I give here just the first (top_p=0) and the last (top_p=1) outputs:

As you can see there are more words in top_p=1 than the ones in top_p=0. But fundamentally, as said before, as the training datasets of machine learning are huge with a good quality, we end up with good results in both cases.

0
duration 65.72348475456238
There are several activation functions used in deep learning models, including:

1. Sigmoid function: It maps any input value to a value between 0 and 1. It is commonly used in binary classification problems.

2. ReLU (Rectified Linear Unit) function: It maps any input value to 0 if it is negative, and to the same value if it is positive. It is commonly used in convolutional neural networks (CNNs).

3. Tanh (Hyperbolic Tangent) function: It maps any input value to a value between -1 and 1. It is commonly used in recurrent neural networks (RNNs).

4. Softmax function: It maps any input value to a probability distribution over multiple classes. It is commonly used in multi-class classification problems.

5. Leaky ReLU function: It is similar to the ReLU function, but it allows a small positive slope for negative input values. It is used to prevent the dying ReLU problem.
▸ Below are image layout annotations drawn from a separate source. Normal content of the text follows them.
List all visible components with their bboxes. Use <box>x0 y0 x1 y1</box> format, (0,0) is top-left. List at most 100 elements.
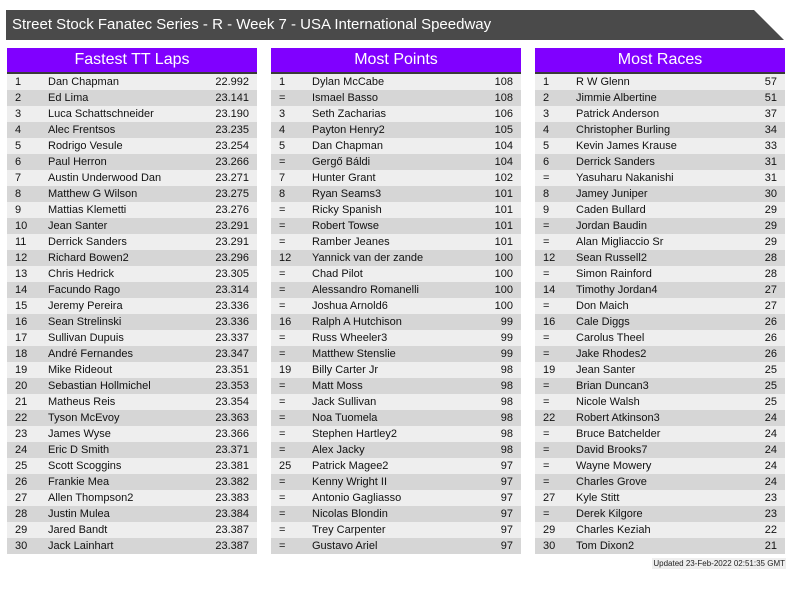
value-cell: 23.235 <box>215 124 249 136</box>
table-row: = Matthew Stenslie 99 <box>271 346 521 362</box>
table-row: = Carolus Theel 26 <box>535 330 785 346</box>
value-cell: 23.384 <box>215 508 249 520</box>
rank-cell: 4 <box>279 124 286 136</box>
value-cell: 97 <box>500 492 513 504</box>
rank-cell: = <box>543 348 550 360</box>
driver-name-cell: Jack Sullivan <box>312 396 377 408</box>
value-cell: 26 <box>764 316 777 328</box>
driver-name-cell: Trey Carpenter <box>312 524 386 536</box>
value-cell: 31 <box>764 156 777 168</box>
table-row: 20 Sebastian Hollmichel 23.353 <box>7 378 257 394</box>
value-cell: 98 <box>500 380 513 392</box>
value-cell: 21 <box>764 540 777 552</box>
rank-cell: = <box>279 412 286 424</box>
table-row: 14 Facundo Rago 23.314 <box>7 282 257 298</box>
driver-name-cell: Nicolas Blondin <box>312 508 388 520</box>
driver-name-cell: Matt Moss <box>312 380 363 392</box>
table-body: 1 Dan Chapman 22.992 2 Ed Lima 23.141 3 Luca Sc… <box>7 74 257 554</box>
rank-cell: 19 <box>15 364 28 376</box>
driver-name-cell: Jack Lainhart <box>48 540 114 552</box>
driver-name-cell: Jimmie Albertine <box>576 92 657 104</box>
driver-name-cell: Ryan Seams3 <box>312 188 382 200</box>
table-row: 4 Christopher Burling 34 <box>535 122 785 138</box>
rank-cell: 12 <box>15 252 28 264</box>
table-row: = Chad Pilot 100 <box>271 266 521 282</box>
table-row: 25 Scott Scoggins 23.381 <box>7 458 257 474</box>
value-cell: 23.296 <box>215 252 249 264</box>
driver-name-cell: Stephen Hartley2 <box>312 428 397 440</box>
driver-name-cell: Dan Chapman <box>312 140 383 152</box>
table-row: = Gustavo Ariel 97 <box>271 538 521 554</box>
driver-name-cell: Caden Bullard <box>576 204 646 216</box>
table-row: = Stephen Hartley2 98 <box>271 426 521 442</box>
value-cell: 23.337 <box>215 332 249 344</box>
value-cell: 98 <box>500 412 513 424</box>
driver-name-cell: Matheus Reis <box>48 396 116 408</box>
rank-cell: 10 <box>15 220 28 232</box>
table-row: 29 Charles Keziah 22 <box>535 522 785 538</box>
table-row: = Trey Carpenter 97 <box>271 522 521 538</box>
rank-cell: = <box>279 444 286 456</box>
driver-name-cell: Matthew G Wilson <box>48 188 138 200</box>
rank-cell: 30 <box>543 540 556 552</box>
rank-cell: 22 <box>15 412 28 424</box>
table-row: 19 Mike Rideout 23.351 <box>7 362 257 378</box>
rank-cell: 17 <box>15 332 28 344</box>
driver-name-cell: Charles Grove <box>576 476 647 488</box>
rank-cell: 22 <box>543 412 556 424</box>
driver-name-cell: Joshua Arnold6 <box>312 300 388 312</box>
driver-name-cell: Simon Rainford <box>576 268 652 280</box>
value-cell: 23.354 <box>215 396 249 408</box>
driver-name-cell: Payton Henry2 <box>312 124 385 136</box>
value-cell: 97 <box>500 460 513 472</box>
driver-name-cell: Nicole Walsh <box>576 396 640 408</box>
value-cell: 23.190 <box>215 108 249 120</box>
rank-cell: = <box>279 92 286 104</box>
driver-name-cell: Jake Rhodes2 <box>576 348 647 360</box>
driver-name-cell: Yasuharu Nakanishi <box>576 172 674 184</box>
driver-name-cell: Derek Kilgore <box>576 508 643 520</box>
driver-name-cell: Matthew Stenslie <box>312 348 396 360</box>
driver-name-cell: Gustavo Ariel <box>312 540 378 552</box>
driver-name-cell: Robert Towse <box>312 220 380 232</box>
value-cell: 24 <box>764 428 777 440</box>
table-row: 22 Robert Atkinson3 24 <box>535 410 785 426</box>
value-cell: 106 <box>494 108 513 120</box>
table-row: = Kenny Wright II 97 <box>271 474 521 490</box>
value-cell: 27 <box>764 284 777 296</box>
driver-name-cell: Tyson McEvoy <box>48 412 120 424</box>
rank-cell: 28 <box>15 508 28 520</box>
rank-cell: = <box>279 476 286 488</box>
value-cell: 104 <box>494 156 513 168</box>
driver-name-cell: Rodrigo Vesule <box>48 140 123 152</box>
table-row: 23 James Wyse 23.366 <box>7 426 257 442</box>
table-row: 1 Dan Chapman 22.992 <box>7 74 257 90</box>
value-cell: 23.141 <box>215 92 249 104</box>
rank-cell: 5 <box>543 140 550 152</box>
rank-cell: 3 <box>543 108 550 120</box>
driver-name-cell: Allen Thompson2 <box>48 492 134 504</box>
value-cell: 105 <box>494 124 513 136</box>
table-row: = Yasuharu Nakanishi 31 <box>535 170 785 186</box>
most-races-panel: Most Races 1 R W Glenn 57 2 Jimmie Albertine… <box>535 48 785 554</box>
table-row: 1 R W Glenn 57 <box>535 74 785 90</box>
rank-cell: 15 <box>15 300 28 312</box>
table-row: 30 Jack Lainhart 23.387 <box>7 538 257 554</box>
value-cell: 23.336 <box>215 316 249 328</box>
value-cell: 33 <box>764 140 777 152</box>
driver-name-cell: Bruce Batchelder <box>576 428 661 440</box>
value-cell: 24 <box>764 476 777 488</box>
table-row: = Jordan Baudin 29 <box>535 218 785 234</box>
table-row: = Simon Rainford 28 <box>535 266 785 282</box>
rank-cell: 29 <box>543 524 556 536</box>
table-row: 8 Ryan Seams3 101 <box>271 186 521 202</box>
rank-cell: 26 <box>15 476 28 488</box>
driver-name-cell: Billy Carter Jr <box>312 364 379 376</box>
driver-name-cell: Seth Zacharias <box>312 108 386 120</box>
driver-name-cell: Jean Santer <box>48 220 108 232</box>
value-cell: 37 <box>764 108 777 120</box>
rank-cell: 4 <box>543 124 550 136</box>
table-row: 12 Sean Russell2 28 <box>535 250 785 266</box>
value-cell: 101 <box>494 188 513 200</box>
value-cell: 97 <box>500 540 513 552</box>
6. ELU (Exponential Linear Unit) function: It is similar to the ReLU function, but it allows a small negative slope for negative input values. It is used to prevent the dying ReLU problem and improve the performance of deep neural networks.
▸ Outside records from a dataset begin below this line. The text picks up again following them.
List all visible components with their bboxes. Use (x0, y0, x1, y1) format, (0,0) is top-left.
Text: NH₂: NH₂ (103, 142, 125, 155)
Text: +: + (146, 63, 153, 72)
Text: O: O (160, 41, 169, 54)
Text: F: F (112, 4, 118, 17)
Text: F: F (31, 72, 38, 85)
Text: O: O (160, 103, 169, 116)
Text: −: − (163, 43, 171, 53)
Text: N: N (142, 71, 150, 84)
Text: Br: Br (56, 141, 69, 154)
7. Swish function: It is a recently proposed activation function that is similar to the sigmoid function, but it has a smoother curve and can improve the performance of deep neural networks.

1
duration 66.14234447479248
There are several examples of activation functions used in deep learning models, including:

1. Sigmoid function: The sigmoid function is a common activation function, which maps the input to a value between 0 and 1. It is primarily used in binary classification problems.

2. ReLU: The Rectified Linear Unit (ReLU) is one of the most widely used activation functions in deep learning. It maps the input to 0 if negative or to the same value if positive.
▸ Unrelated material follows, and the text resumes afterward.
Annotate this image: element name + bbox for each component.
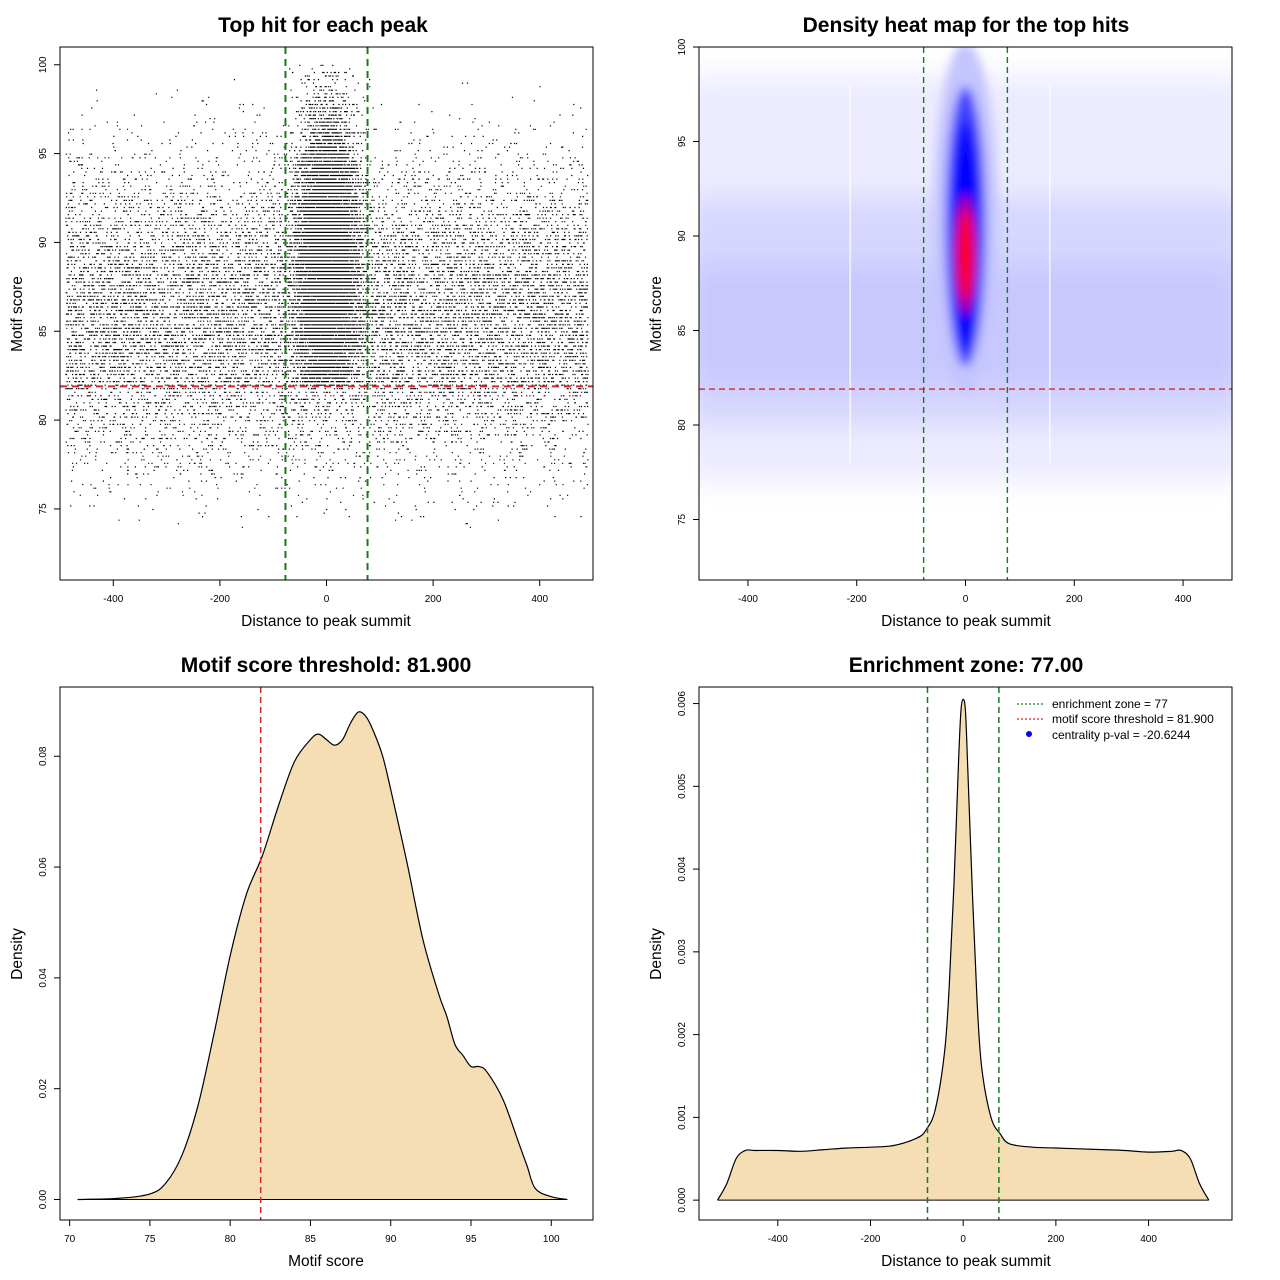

3. Tanh function: Tanh is a hyperbolic tangent function that maps the input to a value between -1 and 1. It is used in classification and regression problems.

4. Softmax function: The softmax function is a popular activation function used at the output layer of neural networks for multi-class classification.

5. LeakyReLU: LeakyReLU is an upgraded version of ReLU, where the negative values have a small non-zero positive slope to prevent dead neurons.

6. SeLU: Scaled exponential linear units (SeLU) is an activation function designed to improve the performance of deep neural networks. It combines the benefits of ReLU and tanh without being affected by vanishing gradients.

7. Swish: Swish is a new activation function, which is reported to outperform traditional functions because of its smoothness, having a thresholding effect, and computational efficiency.

API Performance

Note that the API performance is not that good, I have 40 s average time when I make a call. The GUI is way faster. I’m sending small requests, with average prompt_tokens of 50 and get completion_tokens around 300.

This slowness could only be observed on the free version. It seems that the ChatGPT Plus (non free version) is faster. I didn’t test it, so I cannot assure it’s the case.

Summary

You have learned how to use Temperature and top_p parameters in ChatGPT API using Python.

The temperature controls the correctness of the answer. Higher values of this parameter will lead to more random and surprising answers, while low values will generate the most probable outputs. I usually use the default value of temperature, however if the results start to become too varied, I lower the value.

The top_p parameter can also be used to impact the outputs. Lower values will give shortened answers. One cannot modify both parameters at the same time.

To note that there is also another way to let ChatGPT be more creative: We can instruct ChatGPT the tone it can use to answer our questions. How to influence the tone of ChatGPT answers will be explained in another article.